All weekend long I sat and worried. Finally Monday came, but no Sony.
“The whole community is worried about that girl, no body can find her,” the girls told me. “We don’t know anything as of yet.”
When the following week ended, I rode the bus home that day feeling more alone than ever. Loneliness turned into fear upon my arrival back home. My mother asked me;
“Have you heard the news about that little girl from way over there on Harper Bridge Road? She is lost and the police are looking for her. She’s been gone about two weeks now, and they still can’t find her.”
I thought the news of Sony’s disappearance would be the worst thing I would ever hear, but a few days later I would change my mind. I will never forget my mother’s words when at last, the mystery was solved.
“Well, they found that poor little girl today,” I overheard her telling my father. “ She was discovered dead in an old abandoned tenant shack not very far from the first bend in the dirt road way over where she lived. She was severely diabetic, you know. They done a test on her… And found out that she was seven months pregnant! The parents didn’t even know it. Can you believe that? This girl was only thirteen years old, and pregnant! My oh my, just what in heaven’s name is this world coming to? The pregnancy caused her to go into a diabetic coma.
“They don’t even know who the daddy of the baby is, is that not a crying shame? They first thought that it must have been somebody in the family, but that turned up negative. Then they thought that it just might be somebody from the Scuffle Town community, a Lone Star mile or so up the road, but that proved negative as well. Now they think that it may be somebody from the Witch’s Cross neighborhood, an hours walk from where she lived.

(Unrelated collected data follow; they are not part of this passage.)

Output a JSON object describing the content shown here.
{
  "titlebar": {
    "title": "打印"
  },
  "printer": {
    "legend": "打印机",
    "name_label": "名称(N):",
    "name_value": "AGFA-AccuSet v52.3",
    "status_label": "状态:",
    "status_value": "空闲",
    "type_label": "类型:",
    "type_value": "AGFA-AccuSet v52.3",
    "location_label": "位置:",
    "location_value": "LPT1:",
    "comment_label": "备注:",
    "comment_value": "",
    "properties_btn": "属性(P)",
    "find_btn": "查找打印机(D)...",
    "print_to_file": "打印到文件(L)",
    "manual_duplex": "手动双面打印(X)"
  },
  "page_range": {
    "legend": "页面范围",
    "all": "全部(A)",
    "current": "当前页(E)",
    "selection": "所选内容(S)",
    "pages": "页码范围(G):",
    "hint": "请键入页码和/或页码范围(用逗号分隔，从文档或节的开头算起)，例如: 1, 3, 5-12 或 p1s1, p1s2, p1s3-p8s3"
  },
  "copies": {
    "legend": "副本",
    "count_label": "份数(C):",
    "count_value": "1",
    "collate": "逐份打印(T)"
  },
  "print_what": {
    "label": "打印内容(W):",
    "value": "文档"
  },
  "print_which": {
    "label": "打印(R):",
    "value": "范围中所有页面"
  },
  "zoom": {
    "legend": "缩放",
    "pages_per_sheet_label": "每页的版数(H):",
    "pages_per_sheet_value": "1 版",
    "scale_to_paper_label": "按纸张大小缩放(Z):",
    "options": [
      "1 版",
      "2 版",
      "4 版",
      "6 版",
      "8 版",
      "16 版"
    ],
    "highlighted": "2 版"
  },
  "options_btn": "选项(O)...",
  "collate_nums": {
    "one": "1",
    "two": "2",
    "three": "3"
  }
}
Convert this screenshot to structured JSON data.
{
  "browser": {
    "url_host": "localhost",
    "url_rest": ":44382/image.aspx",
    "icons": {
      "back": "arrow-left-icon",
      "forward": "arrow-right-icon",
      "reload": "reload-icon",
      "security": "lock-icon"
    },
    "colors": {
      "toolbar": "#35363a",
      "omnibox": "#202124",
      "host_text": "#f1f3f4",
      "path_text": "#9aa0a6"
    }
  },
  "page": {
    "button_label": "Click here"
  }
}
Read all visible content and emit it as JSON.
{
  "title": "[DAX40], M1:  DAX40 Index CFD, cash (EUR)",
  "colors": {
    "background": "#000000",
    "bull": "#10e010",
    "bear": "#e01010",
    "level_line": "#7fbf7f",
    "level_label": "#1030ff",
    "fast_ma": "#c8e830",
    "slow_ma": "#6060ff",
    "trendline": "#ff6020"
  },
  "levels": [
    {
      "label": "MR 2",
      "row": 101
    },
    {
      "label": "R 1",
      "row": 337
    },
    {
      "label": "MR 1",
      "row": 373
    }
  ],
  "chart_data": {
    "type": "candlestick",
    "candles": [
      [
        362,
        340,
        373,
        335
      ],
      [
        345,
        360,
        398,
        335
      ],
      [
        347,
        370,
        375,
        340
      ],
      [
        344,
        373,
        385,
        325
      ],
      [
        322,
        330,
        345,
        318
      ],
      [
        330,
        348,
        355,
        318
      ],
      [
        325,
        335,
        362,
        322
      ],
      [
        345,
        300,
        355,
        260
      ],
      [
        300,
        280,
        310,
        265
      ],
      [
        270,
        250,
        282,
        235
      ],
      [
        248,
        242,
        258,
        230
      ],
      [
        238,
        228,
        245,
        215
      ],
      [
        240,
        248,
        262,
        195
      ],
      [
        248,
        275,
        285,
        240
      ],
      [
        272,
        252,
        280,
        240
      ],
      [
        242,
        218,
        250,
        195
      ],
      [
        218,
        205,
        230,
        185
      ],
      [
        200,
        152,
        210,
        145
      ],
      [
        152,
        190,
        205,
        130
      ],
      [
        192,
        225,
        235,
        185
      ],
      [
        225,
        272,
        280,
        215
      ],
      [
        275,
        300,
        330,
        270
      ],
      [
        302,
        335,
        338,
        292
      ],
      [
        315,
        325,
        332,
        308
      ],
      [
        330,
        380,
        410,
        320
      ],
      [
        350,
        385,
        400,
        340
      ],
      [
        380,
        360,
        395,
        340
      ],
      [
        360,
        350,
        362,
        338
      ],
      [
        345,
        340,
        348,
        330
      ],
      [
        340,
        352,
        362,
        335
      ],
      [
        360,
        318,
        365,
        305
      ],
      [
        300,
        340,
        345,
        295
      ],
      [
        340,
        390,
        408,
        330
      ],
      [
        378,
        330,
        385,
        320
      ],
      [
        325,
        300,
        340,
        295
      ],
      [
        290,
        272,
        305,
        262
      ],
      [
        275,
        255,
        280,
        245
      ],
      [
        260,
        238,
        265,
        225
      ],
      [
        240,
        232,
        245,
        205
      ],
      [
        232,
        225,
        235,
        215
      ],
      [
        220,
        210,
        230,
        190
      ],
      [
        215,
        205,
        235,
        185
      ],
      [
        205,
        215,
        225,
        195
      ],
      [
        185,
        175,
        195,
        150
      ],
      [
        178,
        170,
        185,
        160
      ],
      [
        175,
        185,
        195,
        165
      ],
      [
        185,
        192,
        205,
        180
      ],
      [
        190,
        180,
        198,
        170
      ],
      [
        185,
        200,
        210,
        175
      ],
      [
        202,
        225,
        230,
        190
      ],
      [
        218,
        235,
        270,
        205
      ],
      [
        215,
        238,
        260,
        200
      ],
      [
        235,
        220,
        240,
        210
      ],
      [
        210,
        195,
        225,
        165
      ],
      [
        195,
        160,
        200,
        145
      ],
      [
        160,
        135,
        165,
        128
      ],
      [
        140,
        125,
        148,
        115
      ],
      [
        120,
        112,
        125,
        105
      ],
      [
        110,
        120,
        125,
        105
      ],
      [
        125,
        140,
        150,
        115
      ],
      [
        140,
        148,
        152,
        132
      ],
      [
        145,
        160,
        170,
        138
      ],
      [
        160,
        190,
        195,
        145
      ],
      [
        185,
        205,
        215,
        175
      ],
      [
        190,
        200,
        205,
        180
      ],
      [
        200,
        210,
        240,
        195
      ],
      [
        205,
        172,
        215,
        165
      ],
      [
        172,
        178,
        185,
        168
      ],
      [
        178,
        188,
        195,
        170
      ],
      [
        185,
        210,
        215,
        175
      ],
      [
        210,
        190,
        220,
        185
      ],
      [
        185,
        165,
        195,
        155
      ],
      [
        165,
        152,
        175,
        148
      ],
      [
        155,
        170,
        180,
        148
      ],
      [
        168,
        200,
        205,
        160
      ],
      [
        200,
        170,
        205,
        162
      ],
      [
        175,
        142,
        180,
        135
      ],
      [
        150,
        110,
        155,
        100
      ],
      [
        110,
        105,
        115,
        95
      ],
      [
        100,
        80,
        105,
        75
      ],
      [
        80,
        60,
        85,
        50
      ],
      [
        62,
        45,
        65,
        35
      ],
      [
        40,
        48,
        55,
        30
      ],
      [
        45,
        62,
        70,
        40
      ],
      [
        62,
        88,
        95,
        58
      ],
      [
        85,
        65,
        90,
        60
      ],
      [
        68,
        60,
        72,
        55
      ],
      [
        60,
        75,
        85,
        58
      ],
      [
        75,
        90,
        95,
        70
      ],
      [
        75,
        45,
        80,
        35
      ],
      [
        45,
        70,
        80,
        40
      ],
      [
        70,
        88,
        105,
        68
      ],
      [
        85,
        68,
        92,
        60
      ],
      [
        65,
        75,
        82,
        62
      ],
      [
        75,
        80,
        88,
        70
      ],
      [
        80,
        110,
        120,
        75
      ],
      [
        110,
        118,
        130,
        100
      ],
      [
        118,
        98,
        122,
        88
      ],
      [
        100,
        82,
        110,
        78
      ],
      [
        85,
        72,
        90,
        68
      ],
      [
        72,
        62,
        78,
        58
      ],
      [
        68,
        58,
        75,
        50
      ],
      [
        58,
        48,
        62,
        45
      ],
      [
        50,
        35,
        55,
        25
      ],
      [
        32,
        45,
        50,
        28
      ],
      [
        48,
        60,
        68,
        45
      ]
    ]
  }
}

“They have found a trail of footprints leading to the tenant house through a thick cover of woods, but they have no suspects. The trail split about a third of the way from the Witch’s Cross Road community, then dead ended at the Black Sand Creek. Judging by the footprints, the police suspected a man around twenty or so, but several suspects that fit the profile were questioned, and none were a match up. So the book on the case, for now, is closed. I hope they catch that older man. Goodness knows, he knew better than to take advantage of a little girl like that, meeting her inside an old, run-down tenant shack of all places, for crying out loud!”
Today the rain is pounding the window pane where I now sit, lost in deep contemplation. It has been a virtual lifetime ago, and even though the pain has long since fled from my heart, deep inside my mind Sony still holds a special place all of her own. Even though the adults who had questioned the serious case aloud are now long dead…, I still cannot bring myself to ever tell the story…. To speak the truth aloud, as I recollect those crystal clear images and passionate feelings buried for so many ages …
Thus I sit silently in this leather bound chair, forever feeling the presence of her invisible spectrum with each flash of blue lightning. On irregular occasions in the midday darkness of the tempest, I behold her comforting phantom face in a flicker of brilliant sapphire light. Amid the haunting sound of distant rolling thunder and a creaking puff of turbulent wind, my tears are reflected in the rain soaked bay window before me….; and a little bit of my soul pours from the glass pane and splatters onto the ground, with each drop of April rain.
[1] 51 split sticks made from reed. One tossed an amount on the ground, by sight or glance his opponent told him how many, and how many he held in his hand. If he miscounted, the person who held the reeds had to immediately respond with the correct number. Bets were placed in the initiative, the toss and response were near instantaneous. The loser of the bet was the one who miss counted.
H.L. Dowless is a national & international academic/ ESL Instructor. He has been a writer for over thirty years. His latest publications have been two books of nonfiction with Algora Publishing, and fictional publications with combo e-zines and print magazines; Leaves Of Ink, Short Story Lovers, The Fear Of Monkeys, and Frontier Tales.